CREATE EXTERNAL TABLE IF NOT EXISTS countData (
    tableName String,
    ssn String,
    hiveCount String,
    sapCount String,
    countDifference String,
    percentDifference String,
    sap_UpdTms String,
    hive_UpdTms String)
COMMENT 'This table contains record count of corresponding tables of all the source systems present on Hive & SAP'
ROW FORMAT DELIMITED
FIELDS TERMINATED BY ','
STORED AS TEXTFILE
LOCATION '';

To insert data into a partition of a Hive table I can handle using an insert query from the program. Before creating the table, in the above DDL, I haven't added the "PARTITIONED BY" column as I am not totally clear with the rules of partitioning a Hive table. Couple of rules I know are

  1. While inserting the data from a query, partition column should be the last one.
  2. PARTITIONED BY column shouldn't be an existing column in the table.

Could anyone let me know if there are any other rules for partitioning a Hive table ? Also in my case, we run the program twice a day to insert data into the table and every time it runs, there could be 8k to 10k records. I am thinking of adding a PARTITIONED BY column for current date (just "mm/dd/yyyy") and inserting it from the code.
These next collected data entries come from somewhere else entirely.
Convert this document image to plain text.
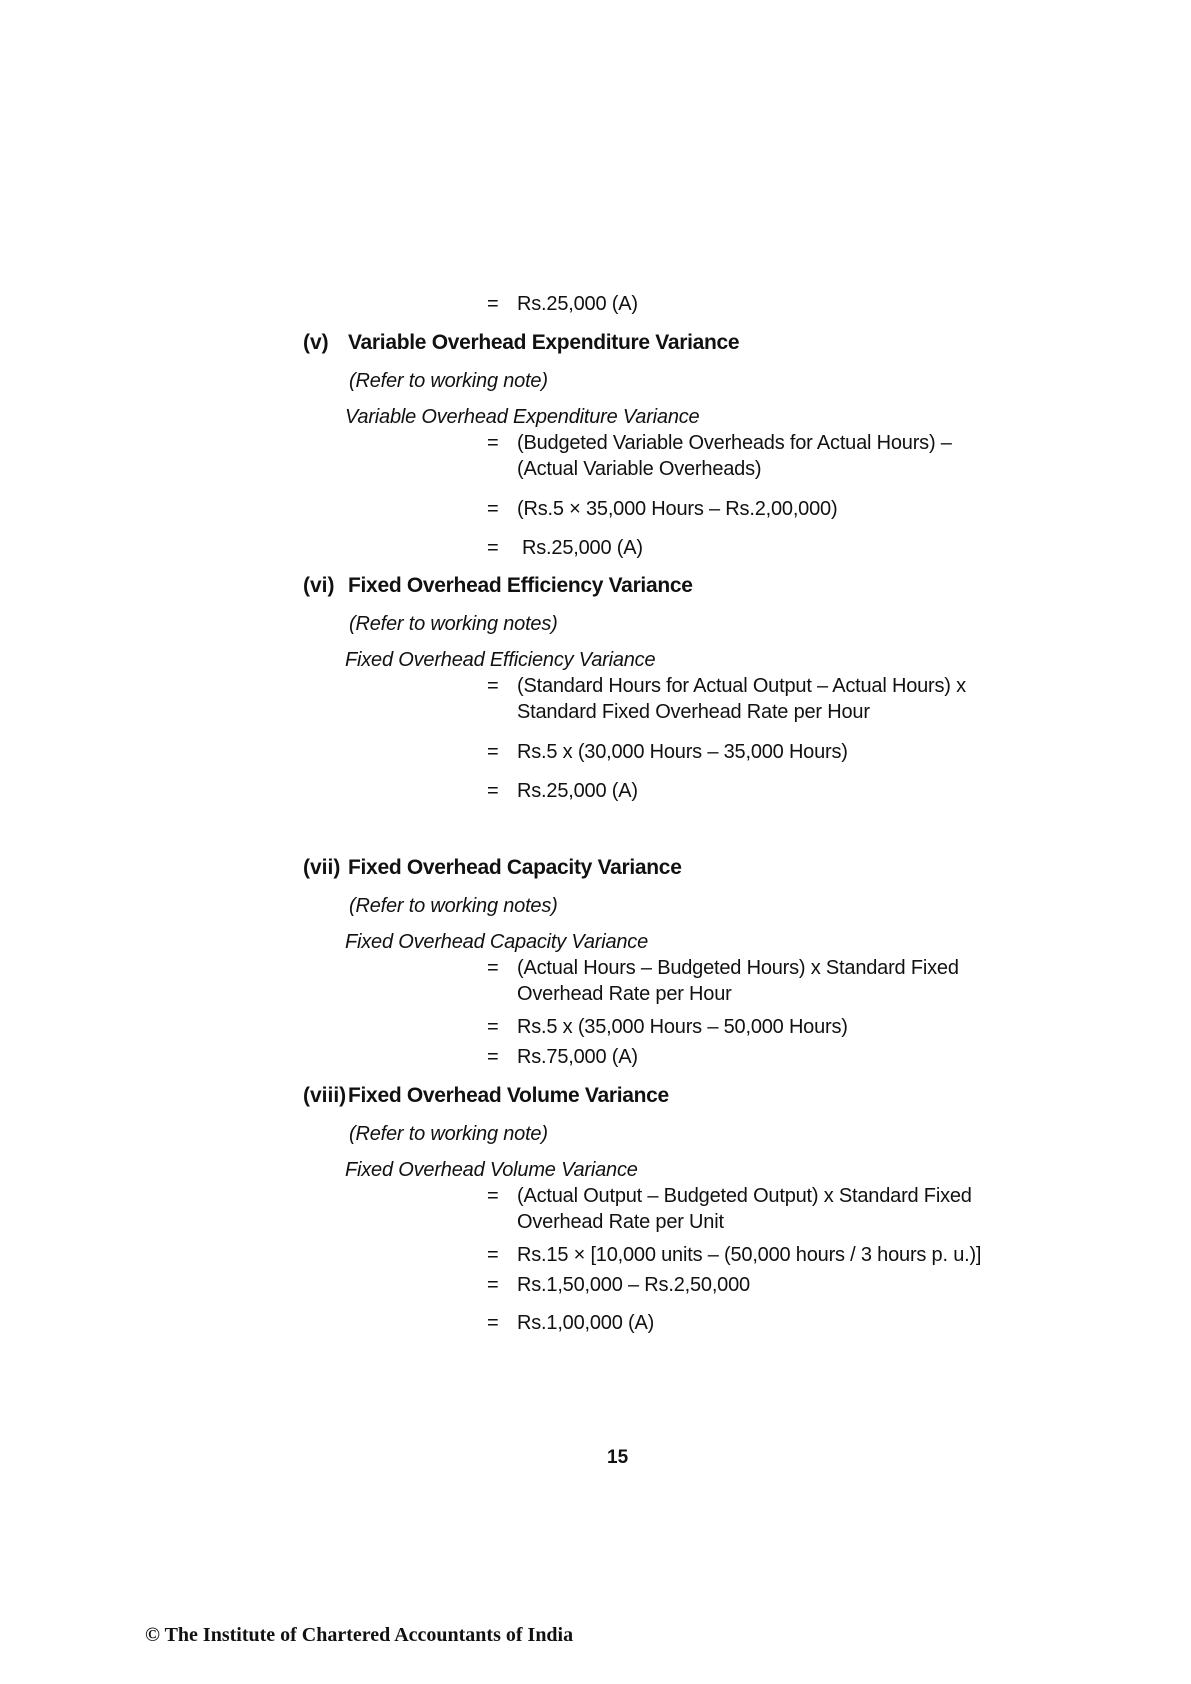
= Rs.25,000 (A)
(v) Variable Overhead Expenditure Variance
(Refer to working note)
Variable Overhead Expenditure Variance
= (Budgeted Variable Overheads for Actual Hours) –
(Actual Variable Overheads)
= (Rs.5 × 35,000 Hours – Rs.2,00,000)
= Rs.25,000 (A)
(vi) Fixed Overhead Efficiency Variance
(Refer to working notes)
Fixed Overhead Efficiency Variance
= (Standard Hours for Actual Output – Actual Hours) x
Standard Fixed Overhead Rate per Hour
= Rs.5 x (30,000 Hours – 35,000 Hours)
= Rs.25,000 (A)
(vii) Fixed Overhead Capacity Variance
(Refer to working notes)
Fixed Overhead Capacity Variance
= (Actual Hours – Budgeted Hours) x Standard Fixed
Overhead Rate per Hour
= Rs.5 x (35,000 Hours – 50,000 Hours)
= Rs.75,000 (A)
(viii) Fixed Overhead Volume Variance
(Refer to working note)
Fixed Overhead Volume Variance
= (Actual Output – Budgeted Output) x Standard Fixed
Overhead Rate per Unit
= Rs.15 × [10,000 units – (50,000 hours / 3 hours p. u.)]
= Rs.1,50,000 – Rs.2,50,000
= Rs.1,00,000 (A)
15
© The Institute of Chartered Accountants of India
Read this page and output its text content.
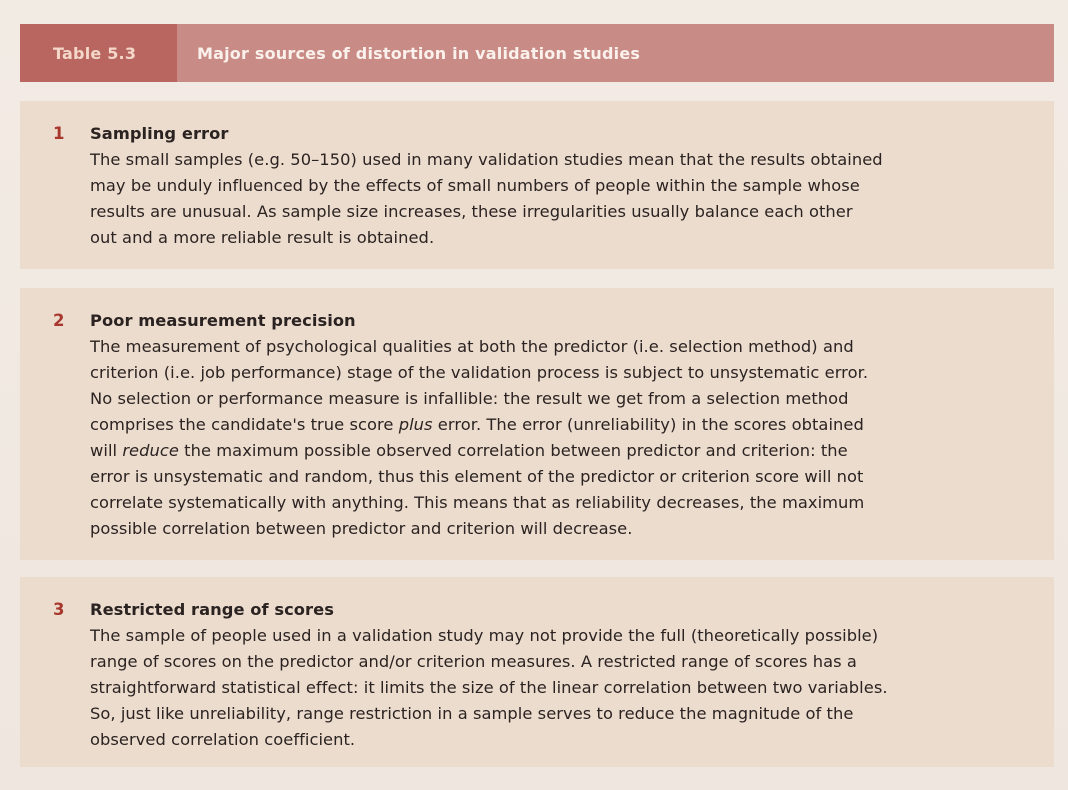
Table 5.3	Major sources of distortion in validation studies
1 Sampling error
The small samples (e.g. 50–150) used in many validation studies mean that the results obtained
may be unduly influenced by the effects of small numbers of people within the sample whose
results are unusual. As sample size increases, these irregularities usually balance each other
out and a more reliable result is obtained.
2 Poor measurement precision
The measurement of psychological qualities at both the predictor (i.e. selection method) and
criterion (i.e. job performance) stage of the validation process is subject to unsystematic error.
No selection or performance measure is infallible: the result we get from a selection method
comprises the candidate's true score plus error. The error (unreliability) in the scores obtained
will reduce the maximum possible observed correlation between predictor and criterion: the
error is unsystematic and random, thus this element of the predictor or criterion score will not
correlate systematically with anything. This means that as reliability decreases, the maximum
possible correlation between predictor and criterion will decrease.
3 Restricted range of scores
The sample of people used in a validation study may not provide the full (theoretically possible)
range of scores on the predictor and/or criterion measures. A restricted range of scores has a
straightforward statistical effect: it limits the size of the linear correlation between two variables.
So, just like unreliability, range restriction in a sample serves to reduce the magnitude of the
observed correlation coefficient.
Is there a better way to implement the partition idea for my requirement, if adding a date (String format) is not recommended ?

1

1 Answers

2
votes

What you mentioned is fine, but I would recommend yyyyMMdd format because it sorts better and is more standardized than seeing 03/05 and not knowing which is the day, and what is the month.

If you want to run it twice a day, and you care about the time the job runs, then do PARTITIONED BY (dt STRING, hour STRING)

Also, don't use STORED AS TEXT. Use Parquet or ORC instead.